Something is definitely wrong with your system, that amount of journal entries for a single boot might indicate something spamming the journal or something consistently failing. Maybe look at the journal yourself to see if you can see what’s going on?
Running out of memory (and/or filling tmpfs locations) would definitely be a reason for applications to fail to open.
I think I am currently experiencing three different issues: An issue is the messages that flood the journal, which are the messages given by AER while it’s correcting errors received from the Realtek RTL8821AE 802.11ac PCIe Wireless Network Adapter; the second issue is the one I described here; the third issue is that, apparently, the journal service is sometimes not able to stop/restart. (I keep reading an error about that, when I shut-down or restart the computer.)
I checked the memory. Endeavour OS and the applications I run don’t use more than 3.3 GB (out of 7.7 GB reported by Mate System monitor).
I also checked the space used by tmpfs locations. They don’t use more than 12 MB.
I did it now, since yesterday I was leading to my bed. I mean, I added the kernel parameter. (I didn’t reinstall Endeavour OS on this computer. I reinstalled it on the laptop.)
I edited the /etc/default/grub file, ran sudo grub-mkconfig -o /boot/grub/grub.cfg and reboot. I checked the journal and I didn’t see any new “entry” reporting new errors.
So far, I didn’t get that issue anymore. The last time it happened, I was adding pci=noaer to the kernel parameters, on September 15/16.
After I added acpi_osi='Windows 2020' to the kernel parameters, I haven’t been hit by the issue.

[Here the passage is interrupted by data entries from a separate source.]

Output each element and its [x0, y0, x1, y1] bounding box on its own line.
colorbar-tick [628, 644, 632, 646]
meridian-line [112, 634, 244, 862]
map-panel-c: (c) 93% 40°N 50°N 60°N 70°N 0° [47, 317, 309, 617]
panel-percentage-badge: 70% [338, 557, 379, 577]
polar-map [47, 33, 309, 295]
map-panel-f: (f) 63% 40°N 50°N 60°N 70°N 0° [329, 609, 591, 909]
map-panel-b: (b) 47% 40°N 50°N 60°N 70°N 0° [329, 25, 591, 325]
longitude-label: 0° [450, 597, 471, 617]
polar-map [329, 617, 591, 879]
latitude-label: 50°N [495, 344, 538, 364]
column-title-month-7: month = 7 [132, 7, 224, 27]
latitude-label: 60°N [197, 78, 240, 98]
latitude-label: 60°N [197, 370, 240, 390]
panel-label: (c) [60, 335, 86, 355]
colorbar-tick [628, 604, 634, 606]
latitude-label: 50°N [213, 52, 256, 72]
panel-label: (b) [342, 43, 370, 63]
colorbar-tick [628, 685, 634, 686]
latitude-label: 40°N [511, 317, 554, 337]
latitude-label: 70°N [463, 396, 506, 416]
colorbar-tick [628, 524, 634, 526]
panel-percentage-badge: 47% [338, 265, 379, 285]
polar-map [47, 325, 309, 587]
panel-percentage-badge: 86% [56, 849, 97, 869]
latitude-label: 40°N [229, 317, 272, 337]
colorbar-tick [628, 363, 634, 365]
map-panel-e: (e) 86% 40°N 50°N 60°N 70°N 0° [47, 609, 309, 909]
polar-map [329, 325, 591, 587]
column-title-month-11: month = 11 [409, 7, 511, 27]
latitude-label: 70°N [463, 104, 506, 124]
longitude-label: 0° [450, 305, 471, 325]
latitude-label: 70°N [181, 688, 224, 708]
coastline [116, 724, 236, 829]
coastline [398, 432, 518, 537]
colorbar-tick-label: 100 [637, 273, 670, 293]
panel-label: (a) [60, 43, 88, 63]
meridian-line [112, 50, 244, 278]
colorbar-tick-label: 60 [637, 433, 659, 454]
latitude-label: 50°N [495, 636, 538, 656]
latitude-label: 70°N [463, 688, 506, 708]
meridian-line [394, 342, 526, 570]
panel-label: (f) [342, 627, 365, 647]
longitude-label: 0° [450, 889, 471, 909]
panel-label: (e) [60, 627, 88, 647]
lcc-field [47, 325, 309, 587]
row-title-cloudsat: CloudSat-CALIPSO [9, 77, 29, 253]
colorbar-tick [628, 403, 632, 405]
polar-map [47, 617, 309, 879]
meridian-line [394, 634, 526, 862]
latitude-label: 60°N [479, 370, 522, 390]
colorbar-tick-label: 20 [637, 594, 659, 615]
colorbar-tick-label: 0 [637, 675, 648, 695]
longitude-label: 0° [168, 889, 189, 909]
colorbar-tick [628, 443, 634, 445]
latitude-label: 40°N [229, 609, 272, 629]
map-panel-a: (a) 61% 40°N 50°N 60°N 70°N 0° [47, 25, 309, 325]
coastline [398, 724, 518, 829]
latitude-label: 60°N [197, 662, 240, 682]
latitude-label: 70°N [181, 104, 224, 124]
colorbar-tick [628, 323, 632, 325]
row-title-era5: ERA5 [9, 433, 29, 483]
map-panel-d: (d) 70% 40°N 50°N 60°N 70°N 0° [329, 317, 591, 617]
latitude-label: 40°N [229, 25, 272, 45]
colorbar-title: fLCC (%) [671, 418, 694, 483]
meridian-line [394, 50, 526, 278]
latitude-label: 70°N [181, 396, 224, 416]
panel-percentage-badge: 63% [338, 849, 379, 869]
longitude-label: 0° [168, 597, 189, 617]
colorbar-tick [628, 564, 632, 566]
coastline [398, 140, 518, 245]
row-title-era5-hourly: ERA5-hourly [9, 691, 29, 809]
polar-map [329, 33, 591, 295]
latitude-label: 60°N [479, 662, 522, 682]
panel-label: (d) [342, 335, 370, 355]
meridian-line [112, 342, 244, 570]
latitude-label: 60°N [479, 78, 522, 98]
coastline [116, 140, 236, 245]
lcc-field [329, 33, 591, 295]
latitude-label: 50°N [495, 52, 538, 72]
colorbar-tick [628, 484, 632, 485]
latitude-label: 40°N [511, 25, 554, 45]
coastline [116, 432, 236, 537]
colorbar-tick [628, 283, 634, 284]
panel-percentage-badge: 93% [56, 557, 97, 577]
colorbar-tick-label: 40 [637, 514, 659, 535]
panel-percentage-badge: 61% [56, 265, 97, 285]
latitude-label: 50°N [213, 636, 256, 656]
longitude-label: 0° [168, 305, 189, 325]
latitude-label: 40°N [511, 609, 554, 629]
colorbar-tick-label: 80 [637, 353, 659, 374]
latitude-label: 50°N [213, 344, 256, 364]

I checked the following post to see if they fixed a bug that could cause the issue I am experiencing. (I know, the fact I was using Firefox when I was not able to open new applications is just a coincidence.)

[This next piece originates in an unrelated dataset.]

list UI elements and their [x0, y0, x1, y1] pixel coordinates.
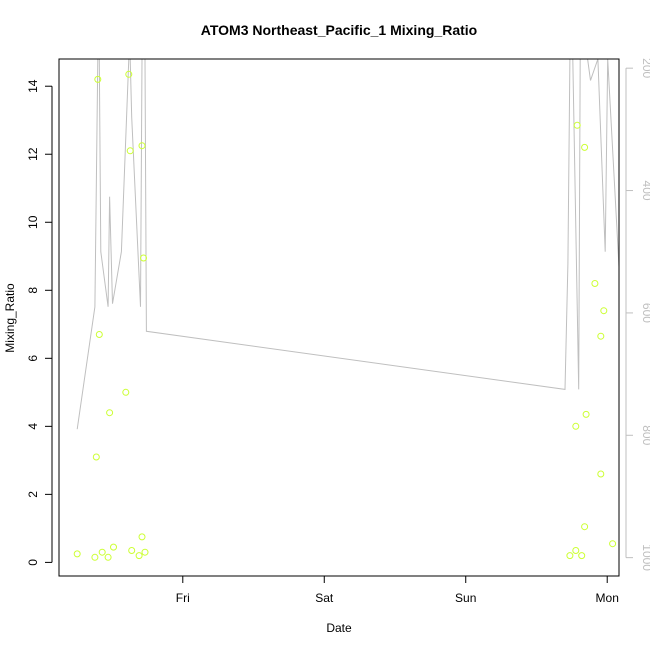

I only found this note, which isn’t my case, as Firefox was simply not able to connect to sites. Firefox 104.0.2 has been released on September 6, then; if the issue they fixed was causing the issue I reported, I should not have that issue on September 15/16.
Fixed an issue causing some users to crash in out-of-memory conditions (bug 1774155).
This is and was confusing to me. That’s why i asked if you reinstalled. So you originally had the flooding of error messages and i asked you to try pci=noaer This got rid of the flooding or the error messages related to pci-e & this was causing Firefox and other apps to not function properly. Did this kernel parameter alleviate this issue?
Then i said maybe you should try acpi_osi=“Windows 2020”
Was it already working properly after pci=noaer or was it the acpi_osi=“Windows 2020” kernel paramter that made the difference? If it is working fine then i would leave both.
The last time I had this issue was after I added pci=noaer to the /etc/default/grub file, but before sudo grub-mkconfig -o /boot/grub/grub.cfg would return and I could reboot the computer. That happened on September 16.
On September 17, I added acpi_osi='Windows 2020' to the /etc/default/grub file, ran sudo grub-mkconfig -o /boot/grub/grub.cfg, and rebooted the computer.
The issue I described doesn’t happen all the times I use the computer. I could wait a week before it happens again, or it could happen after two days. That’s why I said I am waiting it happens again.